3 Challenges To Designing A Voice Interface

Here's advice on how to overcome these challenges, as we increasingly rely on voice to interact with connected, smart devices.



Today we're using our voice to engage with our smartphones and cars, and in the not-so-distant future, voice interfaces will extend to other areas of our lives, perhaps even to our favorite appliances as part of a more intelligent connected home. Your kitchen, for example, could become a voice-enabled control center of sorts for the entire house.

But designing for a voice interface -- and integrating voice as part of the overall device experience -- requires different thinking than designing for the keyboard, mouse, and touchscreen. As designers for Nuance, a global leader in voice and natural language technologies, we're focused on this fundamental challenge. For companies looking to incorporate voice interfaces into their products, we see three fundamental adoption challenges that designers should focus on overcoming: a lack of trust, discovery issues, and simple usability concerns.

These issues are important because voice and natural language understanding have become table stakes for device interactions.
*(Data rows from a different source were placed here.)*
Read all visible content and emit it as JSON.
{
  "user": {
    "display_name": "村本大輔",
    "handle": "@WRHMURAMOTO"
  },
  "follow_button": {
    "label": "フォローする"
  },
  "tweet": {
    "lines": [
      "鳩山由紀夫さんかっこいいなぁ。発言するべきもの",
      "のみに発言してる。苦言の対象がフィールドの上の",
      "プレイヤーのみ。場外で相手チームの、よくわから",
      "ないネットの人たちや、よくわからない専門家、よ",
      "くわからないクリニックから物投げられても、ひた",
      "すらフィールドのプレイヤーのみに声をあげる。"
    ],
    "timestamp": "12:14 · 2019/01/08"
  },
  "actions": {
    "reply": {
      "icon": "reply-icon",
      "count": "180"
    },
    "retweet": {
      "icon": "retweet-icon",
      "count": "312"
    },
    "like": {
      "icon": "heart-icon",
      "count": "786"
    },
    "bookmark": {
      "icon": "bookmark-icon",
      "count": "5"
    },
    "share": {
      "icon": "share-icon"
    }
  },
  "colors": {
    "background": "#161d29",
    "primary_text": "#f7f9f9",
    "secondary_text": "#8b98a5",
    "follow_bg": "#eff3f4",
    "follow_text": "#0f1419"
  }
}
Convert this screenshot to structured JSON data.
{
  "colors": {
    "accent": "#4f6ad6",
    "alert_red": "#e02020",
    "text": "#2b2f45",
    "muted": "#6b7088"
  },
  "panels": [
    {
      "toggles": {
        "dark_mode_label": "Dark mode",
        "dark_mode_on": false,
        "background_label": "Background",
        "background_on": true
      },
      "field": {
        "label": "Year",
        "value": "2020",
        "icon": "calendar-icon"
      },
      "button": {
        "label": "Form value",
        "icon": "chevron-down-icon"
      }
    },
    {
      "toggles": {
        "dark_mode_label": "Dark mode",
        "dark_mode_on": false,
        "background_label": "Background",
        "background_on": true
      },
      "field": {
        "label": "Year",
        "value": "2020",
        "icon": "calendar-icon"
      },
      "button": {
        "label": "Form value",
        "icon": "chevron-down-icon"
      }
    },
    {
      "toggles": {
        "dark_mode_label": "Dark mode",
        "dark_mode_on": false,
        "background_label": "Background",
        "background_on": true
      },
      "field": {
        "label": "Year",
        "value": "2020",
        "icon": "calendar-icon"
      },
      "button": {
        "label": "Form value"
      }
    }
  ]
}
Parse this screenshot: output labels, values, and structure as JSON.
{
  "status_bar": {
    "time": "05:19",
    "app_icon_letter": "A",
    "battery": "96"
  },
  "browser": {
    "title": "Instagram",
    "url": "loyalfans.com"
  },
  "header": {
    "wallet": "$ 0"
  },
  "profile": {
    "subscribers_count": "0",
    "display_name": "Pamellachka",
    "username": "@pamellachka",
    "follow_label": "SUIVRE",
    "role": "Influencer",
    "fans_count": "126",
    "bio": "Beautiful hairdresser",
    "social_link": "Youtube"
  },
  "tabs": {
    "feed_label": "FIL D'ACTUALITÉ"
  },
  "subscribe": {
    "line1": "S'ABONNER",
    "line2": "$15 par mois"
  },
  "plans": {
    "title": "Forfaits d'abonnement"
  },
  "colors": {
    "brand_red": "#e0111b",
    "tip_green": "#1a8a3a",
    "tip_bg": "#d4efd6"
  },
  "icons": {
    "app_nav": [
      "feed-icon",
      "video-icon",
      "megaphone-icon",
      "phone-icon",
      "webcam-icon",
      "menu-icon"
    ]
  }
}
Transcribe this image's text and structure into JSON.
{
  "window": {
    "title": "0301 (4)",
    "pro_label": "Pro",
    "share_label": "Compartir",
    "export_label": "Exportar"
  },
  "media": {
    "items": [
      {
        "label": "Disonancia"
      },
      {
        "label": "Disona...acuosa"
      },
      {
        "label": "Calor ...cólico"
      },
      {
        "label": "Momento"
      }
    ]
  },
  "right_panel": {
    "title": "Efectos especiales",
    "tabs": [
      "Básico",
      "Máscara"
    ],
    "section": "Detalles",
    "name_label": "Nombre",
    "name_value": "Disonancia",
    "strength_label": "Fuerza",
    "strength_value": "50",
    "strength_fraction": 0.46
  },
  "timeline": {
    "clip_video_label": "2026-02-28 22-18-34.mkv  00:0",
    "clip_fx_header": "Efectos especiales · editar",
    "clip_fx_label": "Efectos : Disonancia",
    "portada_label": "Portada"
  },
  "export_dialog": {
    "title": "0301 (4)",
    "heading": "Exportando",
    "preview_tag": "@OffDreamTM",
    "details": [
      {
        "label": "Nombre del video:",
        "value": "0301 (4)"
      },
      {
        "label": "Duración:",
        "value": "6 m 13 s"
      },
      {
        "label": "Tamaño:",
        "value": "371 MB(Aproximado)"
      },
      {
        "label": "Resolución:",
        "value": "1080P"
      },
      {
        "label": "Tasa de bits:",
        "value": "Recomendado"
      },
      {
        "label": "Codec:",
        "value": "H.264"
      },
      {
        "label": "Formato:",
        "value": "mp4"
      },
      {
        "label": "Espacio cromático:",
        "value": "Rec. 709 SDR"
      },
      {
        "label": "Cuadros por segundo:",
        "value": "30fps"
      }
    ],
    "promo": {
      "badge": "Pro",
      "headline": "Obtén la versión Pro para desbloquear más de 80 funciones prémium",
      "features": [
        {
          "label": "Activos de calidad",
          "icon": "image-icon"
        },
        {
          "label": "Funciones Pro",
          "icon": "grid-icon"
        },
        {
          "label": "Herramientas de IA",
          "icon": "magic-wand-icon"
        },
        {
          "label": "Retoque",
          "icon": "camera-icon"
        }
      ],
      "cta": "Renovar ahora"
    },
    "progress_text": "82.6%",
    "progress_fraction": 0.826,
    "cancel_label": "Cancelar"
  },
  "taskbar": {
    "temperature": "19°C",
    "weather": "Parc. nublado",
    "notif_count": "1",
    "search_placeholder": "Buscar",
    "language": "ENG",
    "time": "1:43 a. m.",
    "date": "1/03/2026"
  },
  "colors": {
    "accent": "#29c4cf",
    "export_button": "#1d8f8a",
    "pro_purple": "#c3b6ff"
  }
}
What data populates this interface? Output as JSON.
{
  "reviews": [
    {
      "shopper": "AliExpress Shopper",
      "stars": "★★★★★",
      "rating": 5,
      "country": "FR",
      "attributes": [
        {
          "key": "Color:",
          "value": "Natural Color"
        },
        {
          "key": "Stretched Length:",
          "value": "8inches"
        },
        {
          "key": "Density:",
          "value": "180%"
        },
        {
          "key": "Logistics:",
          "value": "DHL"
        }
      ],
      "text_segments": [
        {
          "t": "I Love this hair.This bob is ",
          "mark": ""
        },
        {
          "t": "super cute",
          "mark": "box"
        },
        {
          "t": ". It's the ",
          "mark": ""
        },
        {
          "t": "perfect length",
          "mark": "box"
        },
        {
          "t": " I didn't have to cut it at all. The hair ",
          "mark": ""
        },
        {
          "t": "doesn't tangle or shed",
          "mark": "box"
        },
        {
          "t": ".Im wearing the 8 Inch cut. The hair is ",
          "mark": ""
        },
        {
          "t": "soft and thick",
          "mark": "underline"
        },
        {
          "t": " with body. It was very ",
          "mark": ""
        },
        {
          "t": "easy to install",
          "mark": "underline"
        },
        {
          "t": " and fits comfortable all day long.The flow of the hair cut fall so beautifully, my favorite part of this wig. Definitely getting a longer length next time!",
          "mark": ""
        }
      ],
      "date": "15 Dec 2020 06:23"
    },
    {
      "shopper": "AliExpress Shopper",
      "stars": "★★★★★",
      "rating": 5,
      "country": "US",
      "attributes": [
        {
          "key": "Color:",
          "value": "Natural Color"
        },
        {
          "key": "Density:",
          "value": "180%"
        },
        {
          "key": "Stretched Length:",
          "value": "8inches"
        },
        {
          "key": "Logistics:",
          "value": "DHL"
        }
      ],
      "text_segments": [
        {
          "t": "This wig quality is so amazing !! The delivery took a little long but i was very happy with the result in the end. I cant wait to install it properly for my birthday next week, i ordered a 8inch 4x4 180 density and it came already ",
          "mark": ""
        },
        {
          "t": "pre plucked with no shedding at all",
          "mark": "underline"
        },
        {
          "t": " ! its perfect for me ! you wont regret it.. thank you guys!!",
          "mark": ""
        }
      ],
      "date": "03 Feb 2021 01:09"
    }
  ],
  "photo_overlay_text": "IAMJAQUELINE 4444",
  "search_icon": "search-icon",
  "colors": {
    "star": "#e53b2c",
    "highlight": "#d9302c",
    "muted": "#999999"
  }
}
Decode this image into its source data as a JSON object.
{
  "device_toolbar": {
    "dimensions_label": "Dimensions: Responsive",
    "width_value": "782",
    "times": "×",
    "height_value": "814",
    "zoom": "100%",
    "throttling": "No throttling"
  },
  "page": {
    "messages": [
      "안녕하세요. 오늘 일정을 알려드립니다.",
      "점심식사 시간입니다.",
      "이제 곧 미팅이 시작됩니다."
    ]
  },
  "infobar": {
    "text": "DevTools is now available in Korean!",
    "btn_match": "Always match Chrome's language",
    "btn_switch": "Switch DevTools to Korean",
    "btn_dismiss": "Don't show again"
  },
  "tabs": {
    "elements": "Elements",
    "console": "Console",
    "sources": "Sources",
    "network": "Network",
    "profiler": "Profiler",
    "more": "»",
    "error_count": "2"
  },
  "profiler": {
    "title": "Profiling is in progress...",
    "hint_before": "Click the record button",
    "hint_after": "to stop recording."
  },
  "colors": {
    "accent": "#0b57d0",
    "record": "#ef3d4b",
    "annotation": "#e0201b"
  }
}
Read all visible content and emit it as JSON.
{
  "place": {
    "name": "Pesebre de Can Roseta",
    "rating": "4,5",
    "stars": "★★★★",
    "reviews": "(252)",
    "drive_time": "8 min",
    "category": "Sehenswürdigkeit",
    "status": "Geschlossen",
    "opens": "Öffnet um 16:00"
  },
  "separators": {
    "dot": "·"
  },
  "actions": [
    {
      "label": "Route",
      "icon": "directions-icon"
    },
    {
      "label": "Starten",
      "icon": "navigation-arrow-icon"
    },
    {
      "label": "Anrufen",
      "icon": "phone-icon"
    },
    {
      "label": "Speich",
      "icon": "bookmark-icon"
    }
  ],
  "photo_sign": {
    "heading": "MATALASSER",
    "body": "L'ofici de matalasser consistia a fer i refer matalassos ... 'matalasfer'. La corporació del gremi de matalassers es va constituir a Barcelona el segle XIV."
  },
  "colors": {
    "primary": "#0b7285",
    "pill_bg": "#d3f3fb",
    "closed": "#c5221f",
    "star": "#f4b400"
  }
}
The technology has become incredibly accurate and highly sophisticated with elements of artificial intelligence that create an intuitive and natural conversation.

[Names, ideally, tell us what an object can and can't do. See Self-Driving Cars: 10 More Realistic Names.]

Even the most sophisticated speech system in the world, however, will fail if it does not support users the way they expect. To deliver a better voice experience, we can combine fundamental design concepts with an understanding of natural conversational principles to build systems that listen, understand, and respond to get us relevant information. Here's how to overcome these three broad challenges.

Challenge #1: Lack of trust
When people talk, there is a natural cadence that leads us from start to finish within a conversation. A chat begins with input, which could be a nudge for attention ("Hey!") or a request ("Is there a coffee shop around here?"). The other party will recognize ("He said, 'Is there a ...'"), interpret this ("He's looking for a local place to get coffee ..."), and respond ("Travis Café is five minutes down the street"), based on contextual knowledge like location.

Virtual personal assistants should offer the same, because the closer an experience follows the path of natural conversation, the more trusted and understandable it will be. In our coffee shop conversation, we also may want to continue the dialogue to get more information -- is Travis Café popular among the locals? How do I get there from here? Allowing personal assistants to understand context and navigate an extended dialogue is all part of the design process.

An abrupt end to the conversation at an unexpected point in a dialogue without an explanation (most likely due to lack of resources) hurts the trust in a virtual personal assistant experience. It's OK to end conversations or refer users to other sources to continue -- even humans don't know everything. The key is to establish a framework that users can recognize and understand.

(Source: Alex Washburn of Wired, under Creative Commons license)
(Source: Alex Washburn of Wired, under Creative Commons license)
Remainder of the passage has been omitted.